Un homme déclare un enfant à l’état civil comme étant le sien et désigne son épouse comme étant la mère. La fille biologique du couple agit notamment en contestation de maternité de son supposé frère. Après son décès en cours d’instance, ses héritiers poursuivent l’action. La cour d’appel la déclare irrecevable : si tous les témoignages confirment qu’un seul enfant biologique est né de l’union du couple, ils font également état de ce que l’épouse a élevé l’enfant comme son fils. Ils permettent de constater que cet enfant a été éduqué et entretenu par le couple, qu’il a été reconnu par la famille, la société et l’autorité publique comme l’enfant du couple. Les juges du fond en déduisent que l’intéressé bénéficie d’une possession d’état paisible, continue, publique et non équivoque pendant les cinq ans qui ont suivi sa naissance, de sorte que l’action en contestation de maternité engagée plus de 30 ans après est prescrite.
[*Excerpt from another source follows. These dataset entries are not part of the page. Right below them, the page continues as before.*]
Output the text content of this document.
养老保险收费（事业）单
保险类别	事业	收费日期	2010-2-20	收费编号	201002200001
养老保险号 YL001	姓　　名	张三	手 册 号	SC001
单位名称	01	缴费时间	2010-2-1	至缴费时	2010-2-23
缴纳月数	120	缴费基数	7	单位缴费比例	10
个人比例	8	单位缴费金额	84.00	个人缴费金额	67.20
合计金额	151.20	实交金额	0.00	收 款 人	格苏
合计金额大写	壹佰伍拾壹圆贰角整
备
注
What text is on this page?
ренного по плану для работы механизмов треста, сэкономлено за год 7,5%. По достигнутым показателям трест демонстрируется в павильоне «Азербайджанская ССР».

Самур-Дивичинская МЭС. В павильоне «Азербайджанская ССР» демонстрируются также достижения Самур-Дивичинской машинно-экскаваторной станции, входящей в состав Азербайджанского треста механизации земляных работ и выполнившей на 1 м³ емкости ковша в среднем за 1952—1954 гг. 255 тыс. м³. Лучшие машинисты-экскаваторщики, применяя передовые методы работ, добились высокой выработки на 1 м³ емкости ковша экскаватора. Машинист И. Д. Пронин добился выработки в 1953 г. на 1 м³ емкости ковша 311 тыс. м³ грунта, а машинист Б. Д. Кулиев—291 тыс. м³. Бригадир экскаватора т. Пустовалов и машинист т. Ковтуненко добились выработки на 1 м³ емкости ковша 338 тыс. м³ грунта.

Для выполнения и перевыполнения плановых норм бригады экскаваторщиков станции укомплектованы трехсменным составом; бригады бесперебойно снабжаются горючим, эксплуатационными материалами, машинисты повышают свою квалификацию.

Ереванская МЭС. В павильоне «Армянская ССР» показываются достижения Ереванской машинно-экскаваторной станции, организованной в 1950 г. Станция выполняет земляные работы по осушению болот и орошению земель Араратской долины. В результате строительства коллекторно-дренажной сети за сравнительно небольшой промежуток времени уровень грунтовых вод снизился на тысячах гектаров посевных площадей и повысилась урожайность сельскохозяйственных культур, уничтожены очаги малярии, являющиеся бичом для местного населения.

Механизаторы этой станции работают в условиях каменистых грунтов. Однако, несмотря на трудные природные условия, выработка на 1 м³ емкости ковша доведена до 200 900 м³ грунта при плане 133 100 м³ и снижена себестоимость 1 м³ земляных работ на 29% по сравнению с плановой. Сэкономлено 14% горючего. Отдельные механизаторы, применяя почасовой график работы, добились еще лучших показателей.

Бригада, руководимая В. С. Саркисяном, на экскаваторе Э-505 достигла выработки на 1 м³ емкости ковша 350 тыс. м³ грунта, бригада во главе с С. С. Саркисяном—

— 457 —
Cassation de l’arrêt au visa de l’obligation pour le juge de ne pas dénaturer les documents de la cause. Les différentes attestations produites indiquent que l’épouse du père déclaré n’avait eu qu’un seul enfant et qu’elle avait effectivement élevé plusieurs enfants de son mari ou de la famille de celui-ci, parmi lesquels se trouvait l’enfant dont la filiation était contestée. Mais ces attestations ne mentionnaient pas que l’épouse avait élevé ce dernier comme son fils, ni que la famille, la société ou l’autorité publique le considéraient comme tel. Dès lors, la cour d’appel a dénaturé les termes clairs et précis de ces attestations.
A noter :
La possession d’état est constituée lorsqu’il y a une réunion suffisante des faits qui révèlent le lien de filiation. Trois éléments sont pris en compte (C. civ. art. 311-1) : le comportement des intéressés l’un envers l’autre (tractatus), la façon dont sont considérés les intéressés par les tiers et l’autorité publique (fama) et le nom des intéressés (nomen). Il n’est pas nécessaire que tous ces éléments soient réunis (pour des exemples, Cass. 1e civ. 5-3-2008 n° 06-21.031 et Cass. 1e civ. 20-1-2010 n° 09-10.632 : BPAT 2/10 inf. 88). De plus, la possession d’état doit être continue (C. civ. art. 311-2), paisible, publique et non équivoque (C. civ. art. 311-2), c’est-à-dire acquise sans fraude ni violence et au su de tous. Il appartient au juge, en considération des éléments de l’espèce, d’apprécier si les conditions de la possession d’état sont remplies. Il doit, sous peine de cassation, motiver sa décision et caractériser les qualités de la possession d’état. Dans l’affaire commentée, les juges ont fait dire aux attestations des choses qui n’y figuraient pas et qui ne pouvaient en être déduites : constater qu’une femme élève sous son toit un enfant déclaré comme étant le sien par son seul mari ne signifie pas qu’elle le considérait comme son fils. De plus, les attestations versées au débat émanaient des membres de la famille mais nullement de la société et encore moins de l’autorité publique. La cassation était inévitable.